I think you might be forgetting the United States and Canada
My point was that these were examples of countries where the rule is that Christian religious arguments
do not form law and policy for the most part, like the UK and Europe (though it's to a greater extent there.) Couple that with the fact that a minority of the world's Christians live in these states, and it becomes apparent why it's unfair to allow the US and Canada to be exemplars of Christianity but only backwards African states to be exemplars of Islam.
but the point is that Christianity itself does not demand criminal punishments for sexual perversion, no matter how many Old Testament passages you dig up.
Funny, so Christianity is what you say it is no matter what its religious texts say? I find it strange that it's so easy to dismiss the persecution of homosexuals, jews, and heretical Christian that literally
no Christian government ever, in any period noticed were prohibited by the Bible. It's simply preposterous to claim that Christianity cannot support these things when the vast majority of Christian societies have had exactly these rules, and considered them to be the rules required by the Faith.
And what motivates heterosexist violence in Mexico? Is it Christianity, or is it macho culture? Or is this intolerance yet another pagan influence smuggled into Central American Christianity, along with other odd survivals of native lore? And who's dong the persecuting? Is it the Catholics, the Protestants, the up-start charismatic groups? Or maybe you have asked these questions? Are you trying to point out that not everything done in a culture can be blamed on the dominant religion in that culture?
Pagan influence? Macho culture? Why can't these be the explanations for any problems with Islam as well?
Almost all Mexicans are Catholic, so yeah, mostly Catholics. And of course, Catholicism is by far the largest Christian sect...so good luck writing that all off as "not representative of real Christianity."
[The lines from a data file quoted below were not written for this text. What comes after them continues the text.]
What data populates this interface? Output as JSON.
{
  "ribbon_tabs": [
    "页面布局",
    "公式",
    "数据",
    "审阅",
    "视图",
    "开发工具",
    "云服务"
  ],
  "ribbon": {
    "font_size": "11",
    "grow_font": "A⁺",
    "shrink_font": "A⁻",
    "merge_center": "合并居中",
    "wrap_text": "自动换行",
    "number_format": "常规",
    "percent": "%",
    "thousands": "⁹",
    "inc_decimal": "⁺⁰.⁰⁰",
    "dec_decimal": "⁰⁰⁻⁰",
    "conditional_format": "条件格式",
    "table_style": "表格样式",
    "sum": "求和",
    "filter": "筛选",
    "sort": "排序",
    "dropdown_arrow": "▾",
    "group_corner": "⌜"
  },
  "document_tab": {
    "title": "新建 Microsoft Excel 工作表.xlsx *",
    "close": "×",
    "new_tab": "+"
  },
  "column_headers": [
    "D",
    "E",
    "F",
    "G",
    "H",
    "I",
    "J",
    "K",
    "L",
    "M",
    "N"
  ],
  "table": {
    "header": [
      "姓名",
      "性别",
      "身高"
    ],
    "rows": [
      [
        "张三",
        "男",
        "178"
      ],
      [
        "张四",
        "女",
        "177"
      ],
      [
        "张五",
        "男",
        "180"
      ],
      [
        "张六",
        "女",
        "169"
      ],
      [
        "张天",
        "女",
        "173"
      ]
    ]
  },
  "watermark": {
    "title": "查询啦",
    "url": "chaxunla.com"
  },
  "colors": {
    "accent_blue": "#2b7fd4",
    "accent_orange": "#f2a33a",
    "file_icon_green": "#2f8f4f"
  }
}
I am trying to point out that blaming everything done in a culture on that culture's religion is absurd. Which is why I took issue with the OP, and why I point out that Christianity has a long, proven track record of religiously inspired violence against gay people that continues to this day. It doesn't mean you personally have to believe it, or that Gewehr or anyone else in America is bad for being Christian...but it does mean you have to take a second look at your condemnations of Islam when Muslims do these things.
If we apply the same standards you're applying to the Muslims in the OP, then we'd have to conclude that Christianity, based on its long history of Christian laws requiring that gays be executed, and the continuing violence against gays in many Christian nations, is the same as Islam on this point.